In 1964 Peter Landin published "The Mechanical Evaluation of Expressions", introducing the
SECD machine — four registers: Stack (of intermediate values),
Environment, Control (the code to run), and Dump (a
saved S, E, C to restore after a function call returns). The Dump is a call stack of saved
machine states — essentially our continuation, split across registers. The SECD was the execution model
for Landin's language ISWIM ("If you See What I Mean"), the ancestor of every functional
language since; in the same body of work Landin coined the phrase "syntactic sugar" and argued
that a language is best understood as the lambda calculus plus a handful of sugared conveniences. The CEK
machine (Felleisen & Friedman, 1986) is the SECD's leaner descendant: fold the Stack and Dump into a
single continuation and you go from four registers to three.
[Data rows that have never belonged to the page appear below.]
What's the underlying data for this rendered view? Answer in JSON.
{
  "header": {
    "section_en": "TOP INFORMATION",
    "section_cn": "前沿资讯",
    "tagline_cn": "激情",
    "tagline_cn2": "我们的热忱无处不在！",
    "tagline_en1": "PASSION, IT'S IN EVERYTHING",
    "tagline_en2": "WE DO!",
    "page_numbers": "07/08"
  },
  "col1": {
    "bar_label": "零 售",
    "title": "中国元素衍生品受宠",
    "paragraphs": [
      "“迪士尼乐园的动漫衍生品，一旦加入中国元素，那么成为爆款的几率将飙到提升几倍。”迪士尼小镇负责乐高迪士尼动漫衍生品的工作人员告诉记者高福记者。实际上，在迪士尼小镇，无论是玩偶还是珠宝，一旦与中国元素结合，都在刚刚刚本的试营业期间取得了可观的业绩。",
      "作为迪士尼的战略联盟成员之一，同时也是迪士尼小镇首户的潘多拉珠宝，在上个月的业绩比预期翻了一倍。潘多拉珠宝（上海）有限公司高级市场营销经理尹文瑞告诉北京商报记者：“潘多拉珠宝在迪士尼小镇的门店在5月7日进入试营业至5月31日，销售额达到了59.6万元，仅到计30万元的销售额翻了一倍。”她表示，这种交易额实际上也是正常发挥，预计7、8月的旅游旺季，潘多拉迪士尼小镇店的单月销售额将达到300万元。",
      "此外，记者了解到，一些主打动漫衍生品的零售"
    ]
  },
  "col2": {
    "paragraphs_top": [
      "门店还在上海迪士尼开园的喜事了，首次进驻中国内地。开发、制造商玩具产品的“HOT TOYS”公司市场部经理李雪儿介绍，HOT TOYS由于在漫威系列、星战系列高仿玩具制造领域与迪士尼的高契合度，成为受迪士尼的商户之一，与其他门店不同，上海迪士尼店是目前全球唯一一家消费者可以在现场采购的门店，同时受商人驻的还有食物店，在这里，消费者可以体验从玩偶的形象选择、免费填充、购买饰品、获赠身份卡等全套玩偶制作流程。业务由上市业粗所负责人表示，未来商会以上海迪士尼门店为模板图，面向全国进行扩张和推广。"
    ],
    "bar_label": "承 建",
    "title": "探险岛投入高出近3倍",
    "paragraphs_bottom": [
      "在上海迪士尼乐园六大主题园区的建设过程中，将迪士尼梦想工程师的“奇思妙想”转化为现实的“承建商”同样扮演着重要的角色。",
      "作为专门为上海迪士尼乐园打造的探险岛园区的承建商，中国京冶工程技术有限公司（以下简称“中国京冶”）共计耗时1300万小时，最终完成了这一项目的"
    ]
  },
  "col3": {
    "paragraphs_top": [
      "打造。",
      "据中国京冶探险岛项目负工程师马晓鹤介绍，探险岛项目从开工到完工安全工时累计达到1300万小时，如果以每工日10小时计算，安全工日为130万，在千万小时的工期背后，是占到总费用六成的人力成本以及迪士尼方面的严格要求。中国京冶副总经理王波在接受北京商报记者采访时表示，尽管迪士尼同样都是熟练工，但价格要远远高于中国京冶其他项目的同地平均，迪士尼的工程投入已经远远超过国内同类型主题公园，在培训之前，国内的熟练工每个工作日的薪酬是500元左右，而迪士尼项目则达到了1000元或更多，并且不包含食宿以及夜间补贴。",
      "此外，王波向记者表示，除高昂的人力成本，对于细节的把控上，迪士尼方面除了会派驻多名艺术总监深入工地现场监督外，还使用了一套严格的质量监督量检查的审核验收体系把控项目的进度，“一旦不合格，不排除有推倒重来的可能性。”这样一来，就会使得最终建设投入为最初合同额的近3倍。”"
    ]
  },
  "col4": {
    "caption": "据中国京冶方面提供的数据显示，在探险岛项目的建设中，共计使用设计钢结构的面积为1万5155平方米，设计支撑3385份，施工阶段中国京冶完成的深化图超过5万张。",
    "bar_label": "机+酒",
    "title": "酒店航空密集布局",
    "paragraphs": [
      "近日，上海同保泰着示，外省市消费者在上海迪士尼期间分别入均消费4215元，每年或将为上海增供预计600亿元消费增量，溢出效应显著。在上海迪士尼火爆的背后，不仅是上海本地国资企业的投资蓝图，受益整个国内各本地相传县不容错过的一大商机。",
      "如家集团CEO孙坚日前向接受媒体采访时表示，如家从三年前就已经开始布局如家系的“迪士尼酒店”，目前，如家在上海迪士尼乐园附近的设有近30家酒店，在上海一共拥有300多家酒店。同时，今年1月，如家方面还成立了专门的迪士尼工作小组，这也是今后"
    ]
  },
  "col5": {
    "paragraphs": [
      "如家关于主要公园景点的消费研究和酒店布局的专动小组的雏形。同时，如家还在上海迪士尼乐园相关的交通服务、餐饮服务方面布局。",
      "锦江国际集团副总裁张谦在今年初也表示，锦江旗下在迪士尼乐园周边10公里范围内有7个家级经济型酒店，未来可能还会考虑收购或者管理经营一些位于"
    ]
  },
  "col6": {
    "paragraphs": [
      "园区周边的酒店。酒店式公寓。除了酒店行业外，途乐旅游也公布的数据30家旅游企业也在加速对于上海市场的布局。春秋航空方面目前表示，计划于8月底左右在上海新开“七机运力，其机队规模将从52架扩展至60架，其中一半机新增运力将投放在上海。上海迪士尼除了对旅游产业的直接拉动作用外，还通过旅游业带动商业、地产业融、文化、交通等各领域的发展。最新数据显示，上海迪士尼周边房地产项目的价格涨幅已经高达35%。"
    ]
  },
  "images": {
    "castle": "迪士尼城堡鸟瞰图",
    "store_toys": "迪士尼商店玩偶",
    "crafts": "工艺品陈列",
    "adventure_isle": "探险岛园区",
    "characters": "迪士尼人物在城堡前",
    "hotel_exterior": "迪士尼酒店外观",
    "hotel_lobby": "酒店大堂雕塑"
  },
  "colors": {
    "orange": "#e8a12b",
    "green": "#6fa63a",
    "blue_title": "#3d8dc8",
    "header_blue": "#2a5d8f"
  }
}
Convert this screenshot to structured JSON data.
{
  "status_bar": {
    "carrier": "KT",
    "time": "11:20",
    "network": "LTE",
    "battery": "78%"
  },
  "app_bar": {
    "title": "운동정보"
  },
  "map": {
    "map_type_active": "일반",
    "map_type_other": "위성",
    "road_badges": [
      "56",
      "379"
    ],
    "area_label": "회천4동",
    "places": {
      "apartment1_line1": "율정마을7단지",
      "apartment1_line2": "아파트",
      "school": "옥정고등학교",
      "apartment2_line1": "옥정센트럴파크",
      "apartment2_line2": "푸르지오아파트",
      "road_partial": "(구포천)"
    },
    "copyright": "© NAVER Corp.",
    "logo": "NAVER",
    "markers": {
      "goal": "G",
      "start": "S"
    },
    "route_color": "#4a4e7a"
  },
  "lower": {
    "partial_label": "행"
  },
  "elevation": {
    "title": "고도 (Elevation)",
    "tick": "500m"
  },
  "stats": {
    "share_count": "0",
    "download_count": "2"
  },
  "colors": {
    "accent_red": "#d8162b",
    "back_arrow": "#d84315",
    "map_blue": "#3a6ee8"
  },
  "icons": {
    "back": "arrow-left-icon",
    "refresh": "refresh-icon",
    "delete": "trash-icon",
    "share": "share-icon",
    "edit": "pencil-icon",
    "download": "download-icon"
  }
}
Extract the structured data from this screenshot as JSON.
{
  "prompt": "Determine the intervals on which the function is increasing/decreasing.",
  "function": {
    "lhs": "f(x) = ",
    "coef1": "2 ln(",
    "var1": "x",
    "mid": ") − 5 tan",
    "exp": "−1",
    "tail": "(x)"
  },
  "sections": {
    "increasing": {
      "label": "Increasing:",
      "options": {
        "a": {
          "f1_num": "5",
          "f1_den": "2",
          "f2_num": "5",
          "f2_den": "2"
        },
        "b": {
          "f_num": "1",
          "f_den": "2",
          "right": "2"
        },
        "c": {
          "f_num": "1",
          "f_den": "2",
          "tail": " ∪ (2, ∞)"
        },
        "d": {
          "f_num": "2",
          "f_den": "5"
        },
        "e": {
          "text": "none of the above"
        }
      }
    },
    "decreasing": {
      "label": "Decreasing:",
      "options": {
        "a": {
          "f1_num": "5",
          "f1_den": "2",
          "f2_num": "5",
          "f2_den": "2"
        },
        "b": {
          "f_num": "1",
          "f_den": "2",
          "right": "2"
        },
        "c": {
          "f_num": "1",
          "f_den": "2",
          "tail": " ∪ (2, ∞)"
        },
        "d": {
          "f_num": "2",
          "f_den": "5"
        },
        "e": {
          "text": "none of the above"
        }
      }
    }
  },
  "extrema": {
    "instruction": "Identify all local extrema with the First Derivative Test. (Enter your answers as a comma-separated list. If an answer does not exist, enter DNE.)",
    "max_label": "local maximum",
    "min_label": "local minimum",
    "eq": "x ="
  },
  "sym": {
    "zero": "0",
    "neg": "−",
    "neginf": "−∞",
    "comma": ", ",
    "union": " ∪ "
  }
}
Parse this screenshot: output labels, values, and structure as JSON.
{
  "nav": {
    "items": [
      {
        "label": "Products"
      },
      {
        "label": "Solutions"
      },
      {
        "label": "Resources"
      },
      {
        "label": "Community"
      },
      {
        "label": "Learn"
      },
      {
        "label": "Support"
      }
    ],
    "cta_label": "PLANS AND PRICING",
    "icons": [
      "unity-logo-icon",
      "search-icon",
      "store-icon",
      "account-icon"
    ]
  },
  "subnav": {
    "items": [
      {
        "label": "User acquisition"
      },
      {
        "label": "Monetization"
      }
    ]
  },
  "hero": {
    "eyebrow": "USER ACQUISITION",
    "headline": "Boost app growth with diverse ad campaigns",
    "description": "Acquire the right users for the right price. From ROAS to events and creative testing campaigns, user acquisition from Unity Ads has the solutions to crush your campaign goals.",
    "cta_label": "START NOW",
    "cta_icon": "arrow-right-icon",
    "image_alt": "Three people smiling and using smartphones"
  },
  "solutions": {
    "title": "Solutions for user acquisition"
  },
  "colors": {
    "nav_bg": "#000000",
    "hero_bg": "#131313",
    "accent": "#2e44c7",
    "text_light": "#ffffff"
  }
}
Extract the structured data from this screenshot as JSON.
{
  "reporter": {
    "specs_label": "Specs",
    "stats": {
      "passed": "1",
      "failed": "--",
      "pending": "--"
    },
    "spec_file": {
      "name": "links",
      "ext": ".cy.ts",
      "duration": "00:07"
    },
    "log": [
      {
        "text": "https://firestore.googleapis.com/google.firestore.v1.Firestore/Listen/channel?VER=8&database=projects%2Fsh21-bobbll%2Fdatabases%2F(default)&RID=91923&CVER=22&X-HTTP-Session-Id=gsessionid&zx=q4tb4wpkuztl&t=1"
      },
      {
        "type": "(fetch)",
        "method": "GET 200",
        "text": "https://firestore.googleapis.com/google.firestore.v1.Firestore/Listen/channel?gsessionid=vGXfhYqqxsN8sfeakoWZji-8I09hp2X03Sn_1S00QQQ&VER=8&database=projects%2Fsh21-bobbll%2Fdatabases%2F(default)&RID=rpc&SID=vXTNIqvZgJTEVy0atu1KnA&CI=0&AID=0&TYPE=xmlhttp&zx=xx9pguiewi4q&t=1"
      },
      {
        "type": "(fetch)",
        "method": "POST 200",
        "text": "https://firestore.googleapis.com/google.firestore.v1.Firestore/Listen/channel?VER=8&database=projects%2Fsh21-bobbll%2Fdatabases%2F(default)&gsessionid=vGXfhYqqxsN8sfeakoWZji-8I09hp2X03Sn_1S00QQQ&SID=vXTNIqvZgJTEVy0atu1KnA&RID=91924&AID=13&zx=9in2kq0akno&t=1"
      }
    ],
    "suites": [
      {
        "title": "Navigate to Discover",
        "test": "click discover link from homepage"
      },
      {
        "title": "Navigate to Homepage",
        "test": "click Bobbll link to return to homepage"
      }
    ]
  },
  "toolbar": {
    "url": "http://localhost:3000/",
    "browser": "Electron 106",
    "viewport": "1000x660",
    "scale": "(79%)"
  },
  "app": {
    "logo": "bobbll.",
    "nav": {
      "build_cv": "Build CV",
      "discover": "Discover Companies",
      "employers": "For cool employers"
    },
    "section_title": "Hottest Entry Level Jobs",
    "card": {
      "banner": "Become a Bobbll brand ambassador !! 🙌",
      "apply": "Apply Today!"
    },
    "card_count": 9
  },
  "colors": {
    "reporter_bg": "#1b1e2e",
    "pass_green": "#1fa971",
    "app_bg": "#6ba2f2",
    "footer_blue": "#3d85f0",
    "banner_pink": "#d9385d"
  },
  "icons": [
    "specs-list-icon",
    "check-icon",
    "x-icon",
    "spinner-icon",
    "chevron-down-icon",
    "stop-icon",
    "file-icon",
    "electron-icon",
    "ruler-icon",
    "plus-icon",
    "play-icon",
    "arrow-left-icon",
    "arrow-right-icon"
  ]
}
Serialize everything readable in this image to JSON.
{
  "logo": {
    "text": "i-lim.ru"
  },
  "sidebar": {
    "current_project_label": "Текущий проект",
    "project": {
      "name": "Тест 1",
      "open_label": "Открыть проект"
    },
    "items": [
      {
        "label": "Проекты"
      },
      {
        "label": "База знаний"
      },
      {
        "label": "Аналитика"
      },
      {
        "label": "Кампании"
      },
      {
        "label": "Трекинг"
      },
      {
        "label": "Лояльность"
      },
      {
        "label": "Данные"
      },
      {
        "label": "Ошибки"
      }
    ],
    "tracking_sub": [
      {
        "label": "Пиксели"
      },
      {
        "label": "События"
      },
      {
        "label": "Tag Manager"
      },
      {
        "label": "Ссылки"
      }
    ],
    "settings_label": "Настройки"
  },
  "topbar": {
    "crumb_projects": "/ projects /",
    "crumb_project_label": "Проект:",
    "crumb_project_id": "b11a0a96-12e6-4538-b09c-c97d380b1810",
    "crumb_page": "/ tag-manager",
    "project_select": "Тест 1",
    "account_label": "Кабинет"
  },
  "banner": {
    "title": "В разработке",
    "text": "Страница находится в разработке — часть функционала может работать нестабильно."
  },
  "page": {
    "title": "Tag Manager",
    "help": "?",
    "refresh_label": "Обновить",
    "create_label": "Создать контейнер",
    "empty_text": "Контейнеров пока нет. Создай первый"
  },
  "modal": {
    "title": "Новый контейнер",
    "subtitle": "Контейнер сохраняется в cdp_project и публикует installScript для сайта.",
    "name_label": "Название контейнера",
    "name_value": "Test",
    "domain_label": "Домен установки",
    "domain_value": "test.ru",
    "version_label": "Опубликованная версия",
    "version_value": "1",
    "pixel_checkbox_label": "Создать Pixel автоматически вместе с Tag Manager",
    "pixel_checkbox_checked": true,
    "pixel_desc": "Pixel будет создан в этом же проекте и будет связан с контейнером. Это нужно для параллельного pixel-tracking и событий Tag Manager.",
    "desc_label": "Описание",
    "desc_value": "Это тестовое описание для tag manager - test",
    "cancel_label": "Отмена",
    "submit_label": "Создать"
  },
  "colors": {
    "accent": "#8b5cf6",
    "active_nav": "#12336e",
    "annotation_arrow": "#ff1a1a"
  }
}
The classic bug when building one of these machines is to apply a function in the caller's
environment instead of the one the lambda captured. Re-read the β-transition: it extends
E' — the environment stored inside the closure
\langle \lambda x.e, E'\rangle — never the environment that happens to be
active at the call site. Get this wrong and you have implemented dynamic scope by
accident: a free variable in the function body would resolve to whatever binding is live when the
function is called, not where it was written. That is exactly the notorious bug that
made early Lisp dynamically scoped. A closure exists precisely to freeze the definition-site environment;
dropping the environment and keeping only the lambda re-introduces the bug. If your machine has no
environment stored in its values, it is not implementing lexical scope.